Layer cheese on top of venison. Place drained mushrooms, water, and soup mix in small skillet and cook until liquid is almost completely cooked off. Pour and spread mushrooms over cheese, leaving room around edges in order to make it easier to roll. If desired, add more cheese on top.

Now, it’s time for rolling. And, don’t worry; it’s much easier than you think. The secret is in using the parchment paper to guide you. Start by lifting the parchment paper on one end in order to slightly fold one end of the meat over. Shape the folded end into a roll; you may need to tuck any mushrooms along the edge up into the roll. Now continue to use the parchment paper to form the roll, by lifting with one hand and using the other hand to keep tucking the mushrooms inside, if necessary. The meat should maintain the shape of a roll as you lift the paper; however, you may need to occasionally aid the shape with your other hand. 

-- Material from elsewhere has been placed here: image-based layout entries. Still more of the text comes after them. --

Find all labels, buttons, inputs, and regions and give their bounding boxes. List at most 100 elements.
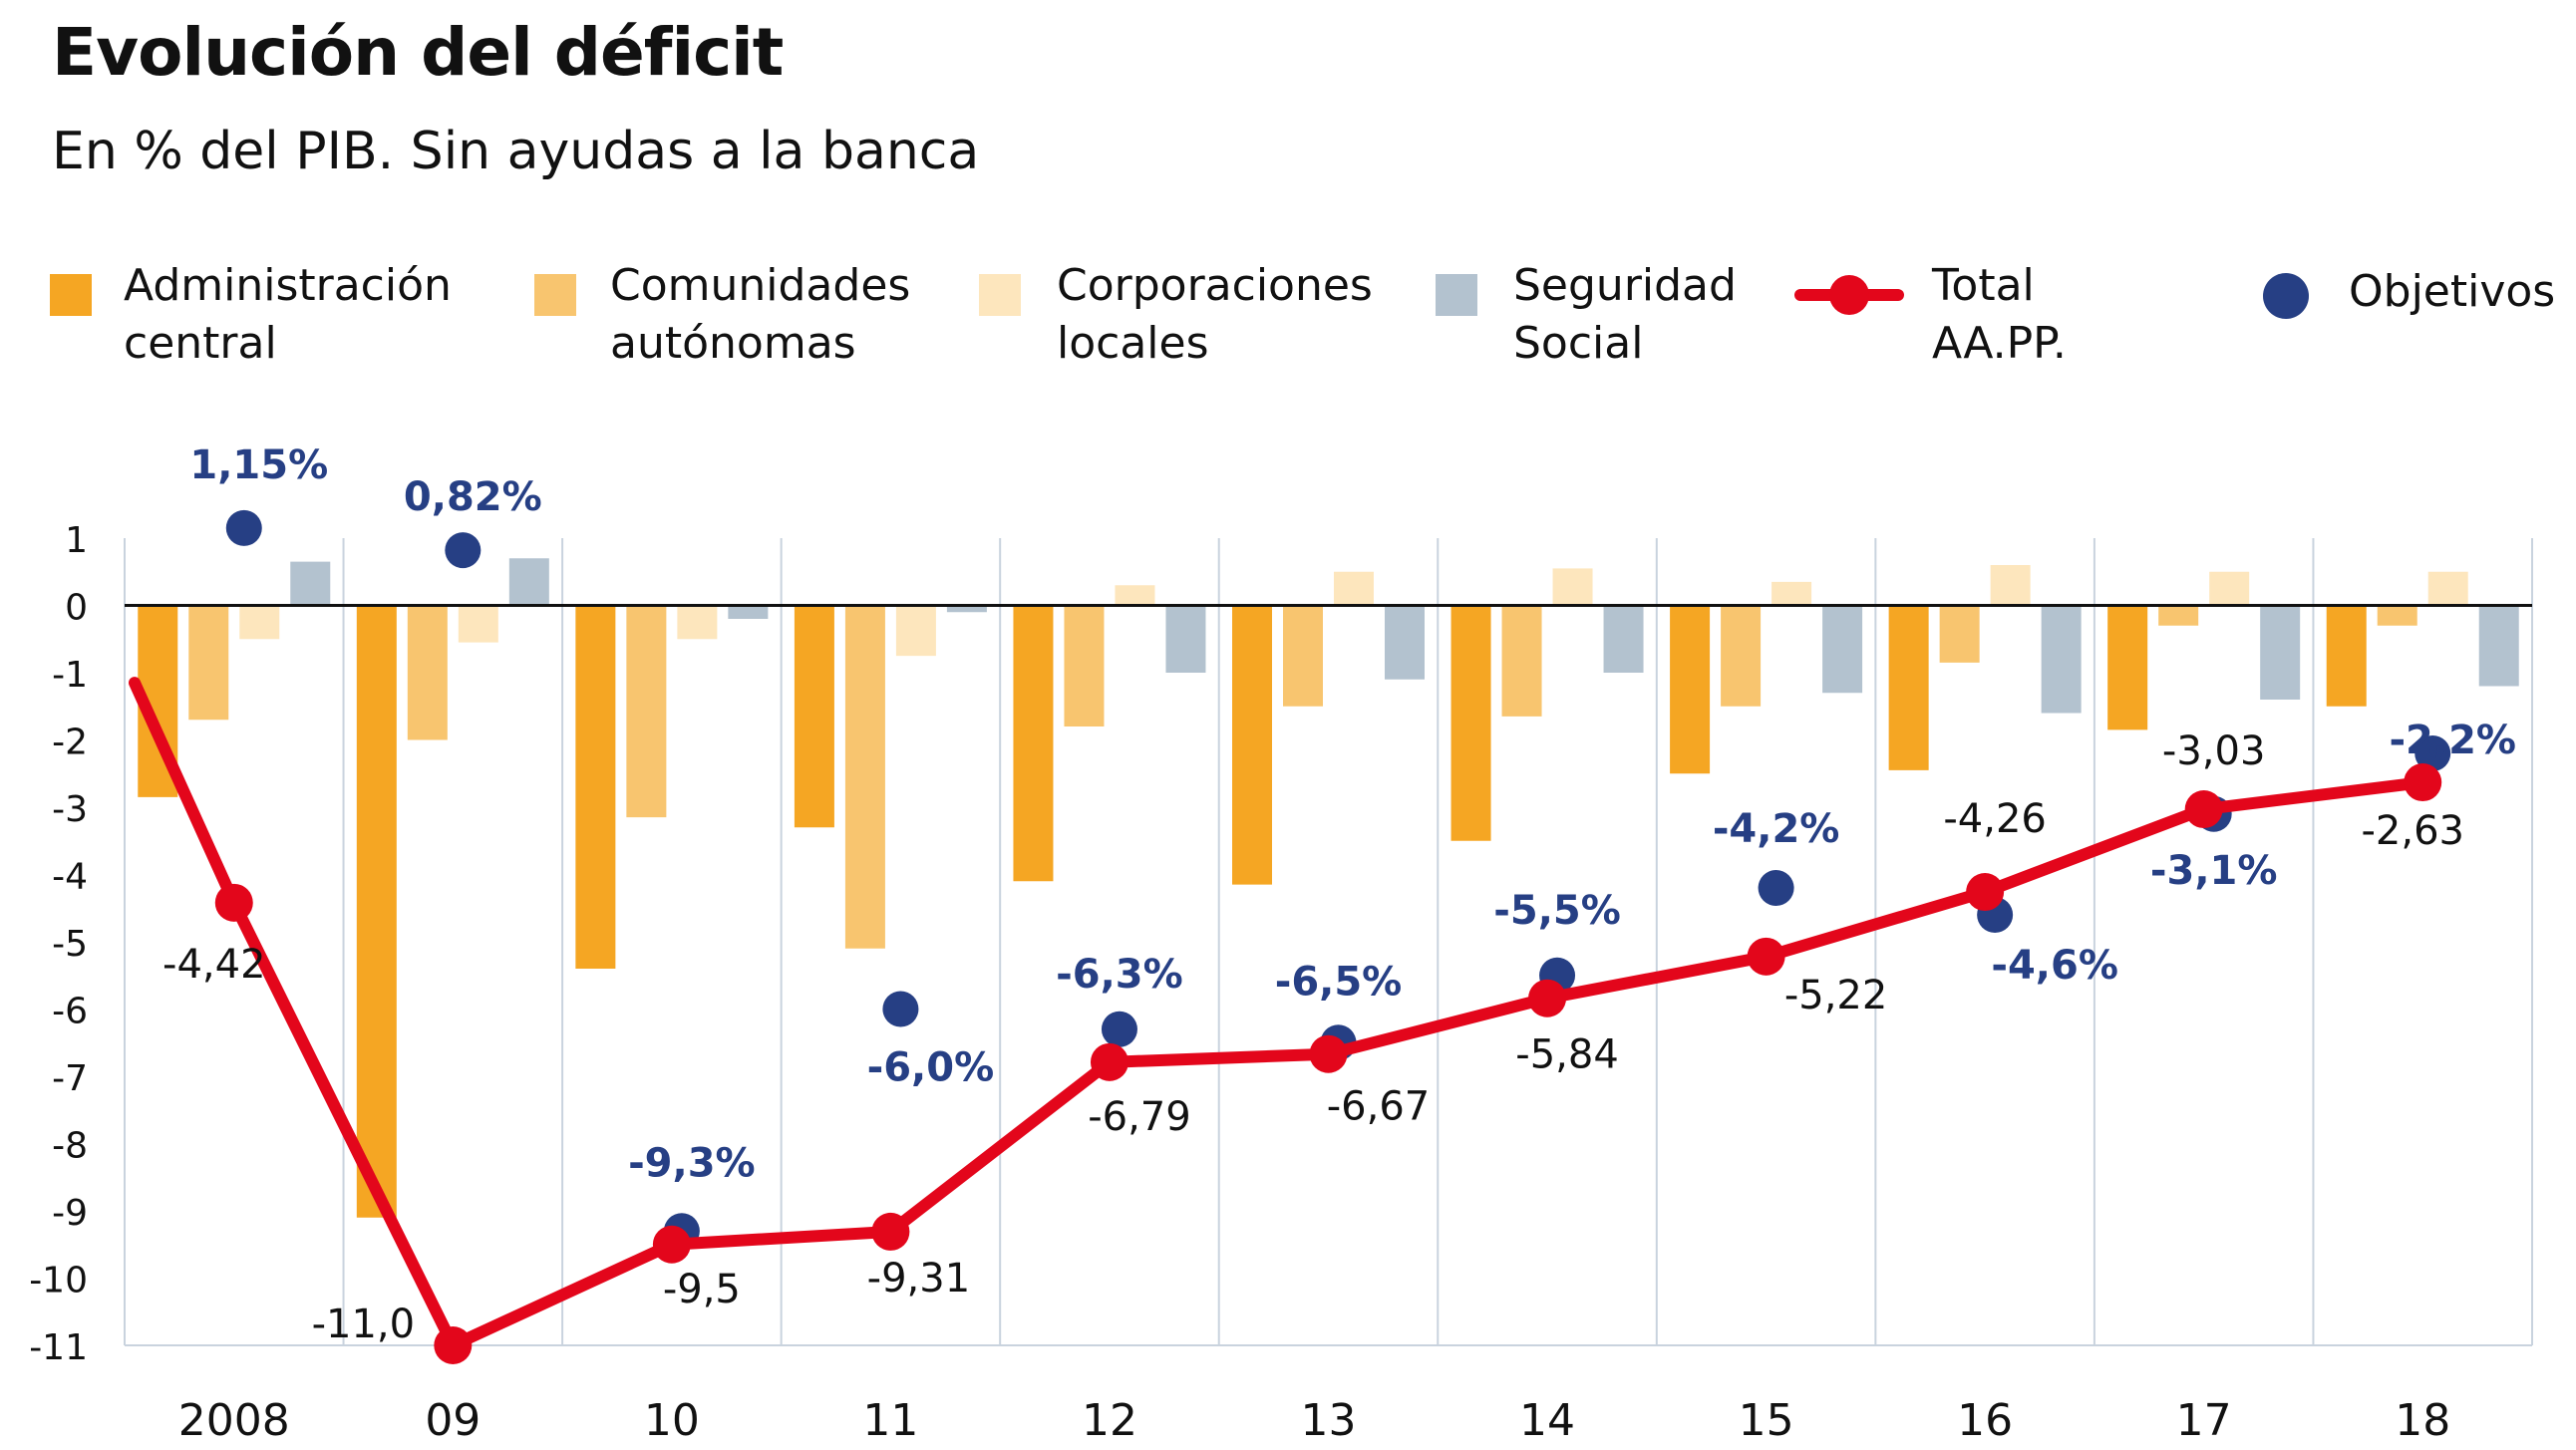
objetivo-value-label: 0,82%: [404, 474, 542, 520]
total-value-label: -9,5: [663, 1267, 741, 1312]
objetivo-value-label: -6,5%: [1275, 959, 1403, 1005]
bar-comunidades-autonomas: [626, 605, 667, 818]
y-tick-label: -5: [52, 924, 88, 965]
objetivo-value-label: -2,2%: [2389, 718, 2516, 763]
objetivo-value-label: -6,3%: [1056, 952, 1183, 998]
x-tick-label: 18: [2395, 1395, 2450, 1446]
bar-comunidades-autonomas: [1501, 605, 1542, 717]
x-tick-label: 16: [1957, 1395, 2013, 1446]
bar-comunidades-autonomas: [844, 605, 885, 949]
total-line: [129, 677, 2429, 1351]
bar-comunidades-autonomas: [188, 605, 229, 721]
x-tick-label: 2008: [178, 1395, 290, 1446]
objetivo-value-label: -6,0%: [867, 1045, 995, 1091]
bar-corporaciones-locales: [239, 605, 280, 640]
label-layer: -4,42 -11,0 -9,5 -9,31 -6,79 -6,67 -5,84 -5,22 -…: [162, 442, 2516, 1347]
bar-seguridad-social: [508, 558, 549, 606]
total-point: [1747, 937, 1785, 976]
x-tick-label: 09: [425, 1395, 481, 1446]
x-tick-label: 13: [1301, 1395, 1357, 1446]
legend-swatch-comunidades-autonomas: [534, 274, 576, 316]
chart-subtitle: En % del PIB. Sin ayudas a la banca: [52, 122, 980, 181]
total-value-label: -5,84: [1515, 1032, 1619, 1078]
objetivo-point: [2415, 735, 2451, 771]
bar-administracion-central: [1888, 605, 1929, 770]
chart-title: Evolución del déficit: [52, 14, 784, 91]
objetivo-point: [1101, 1011, 1137, 1047]
bar-seguridad-social: [2478, 605, 2519, 687]
bar-seguridad-social: [1822, 605, 1863, 694]
legend-swatch-administracion-central: [50, 274, 92, 316]
objetivo-value-label: -9,3%: [628, 1140, 756, 1186]
y-tick-label: -4: [52, 857, 88, 898]
bar-seguridad-social: [946, 605, 987, 613]
x-tick-label: 12: [1082, 1395, 1137, 1446]
bar-administracion-central: [794, 605, 834, 828]
bar-comunidades-autonomas: [1939, 605, 1980, 663]
total-point: [2184, 790, 2223, 829]
legend-label-seguridad-social: Seguridad Social: [1513, 260, 1737, 369]
bar-administracion-central: [575, 605, 616, 969]
bar-corporaciones-locales: [458, 605, 498, 643]
x-tick-label: 17: [2176, 1395, 2232, 1446]
bar-seguridad-social: [290, 561, 331, 606]
legend-label-administracion-central: Administración central: [124, 260, 452, 369]
legend-label-objetivos: Objetivos: [2349, 266, 2556, 317]
bar-seguridad-social: [2260, 605, 2301, 700]
objetivo-value-label: -4,6%: [1991, 943, 2118, 989]
legend: Administración central Comunidades autón…: [0, 257, 2576, 387]
grid-layer: [124, 538, 2533, 1346]
bar-comunidades-autonomas: [1721, 605, 1762, 707]
objetivo-point: [882, 991, 919, 1027]
total-point: [1090, 1042, 1128, 1081]
bar-corporaciones-locales: [895, 605, 936, 657]
bar-comunidades-autonomas: [2377, 605, 2417, 626]
y-tick-label: -8: [52, 1126, 88, 1167]
legend-dot-objetivos: [2263, 273, 2309, 319]
bar-corporaciones-locales: [2427, 571, 2468, 606]
total-point: [1528, 979, 1567, 1017]
legend-label-total: Total AA.PP.: [1932, 260, 2067, 369]
total-value-label: -5,22: [1784, 973, 1888, 1018]
legend-label-corporaciones-locales: Corporaciones locales: [1057, 260, 1373, 369]
total-point: [1309, 1034, 1348, 1073]
total-value-label: -2,63: [2361, 808, 2464, 854]
x-tick-label: 10: [644, 1395, 700, 1446]
objetivo-point: [1758, 870, 1794, 906]
y-tick-label: -7: [52, 1058, 88, 1099]
legend-label-comunidades-autonomas: Comunidades autónomas: [610, 260, 911, 369]
y-tick-label: -11: [29, 1327, 88, 1368]
bar-seguridad-social: [2041, 605, 2082, 714]
objetivo-point: [445, 532, 482, 569]
objetivo-value-label: 1,15%: [189, 442, 328, 488]
bar-comunidades-autonomas: [2158, 605, 2199, 626]
objetivo-value-label: -3,1%: [2150, 848, 2278, 894]
total-point: [214, 883, 253, 922]
bar-corporaciones-locales: [1115, 585, 1155, 606]
total-point: [652, 1225, 691, 1264]
bar-administracion-central: [1232, 605, 1272, 885]
bar-administracion-central: [2326, 605, 2367, 707]
y-tick-label: -3: [52, 789, 88, 830]
bar-comunidades-autonomas: [407, 605, 448, 740]
total-point: [1966, 873, 2005, 912]
total-value-label: -4,42: [162, 942, 266, 988]
total-point: [434, 1326, 473, 1364]
y-tick-label: -10: [29, 1261, 88, 1302]
bar-corporaciones-locales: [1990, 565, 2031, 606]
y-tick-label: -9: [52, 1193, 88, 1234]
bar-corporaciones-locales: [2209, 571, 2250, 606]
total-value-label: -4,26: [1943, 796, 2047, 842]
bar-administracion-central: [1670, 605, 1711, 774]
y-tick-label: 1: [65, 520, 88, 561]
objetivo-value-label: -5,5%: [1493, 888, 1621, 934]
bar-comunidades-autonomas: [1283, 605, 1323, 707]
y-tick-label: -1: [52, 655, 88, 696]
bar-seguridad-social: [1603, 605, 1644, 673]
total-point: [871, 1212, 910, 1251]
total-value-label: -3,03: [2162, 728, 2266, 774]
bar-comunidades-autonomas: [1064, 605, 1105, 726]
bar-corporaciones-locales: [1771, 581, 1812, 606]
bar-corporaciones-locales: [677, 605, 718, 640]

Once you reach the other end, fold venison over to complete the roll. Pinch the edge and smooth. You can use your water to help smooth the edges if needed. Cover completely with parchment paper and roll back and forth across cookie sheet, using gentle pressure. Now uncover and roll again. 

Place bacon over top of roll and tuck under on one side. Again, use your parchment paper to aid in turning your roll in order to wrap bacon completely around venison roll. Once the roll is bacon wrapped, use your parchment paper to transfer it to a sheet of foil. Loosely wrap foil around venison roll and place on cookie sheet. (Pro Tip: Place an extra sheet of foil under wrapped roll in order to protect cookie sheet from possible leaking of bacon grease or cheese). Bake at 375 degrees for 45 minutes. Uncover and bake an additional 15 to 20 minutes at 425 degrees in order to brown bacon. Or, you can place roll under broiler for faster browning.

Serve with your favorite side dish. Top with additional cheese, or maybe some mushroom gravy. Or, slice thin for a perfect sandwich. No matter how you have it, you’re going to love this one!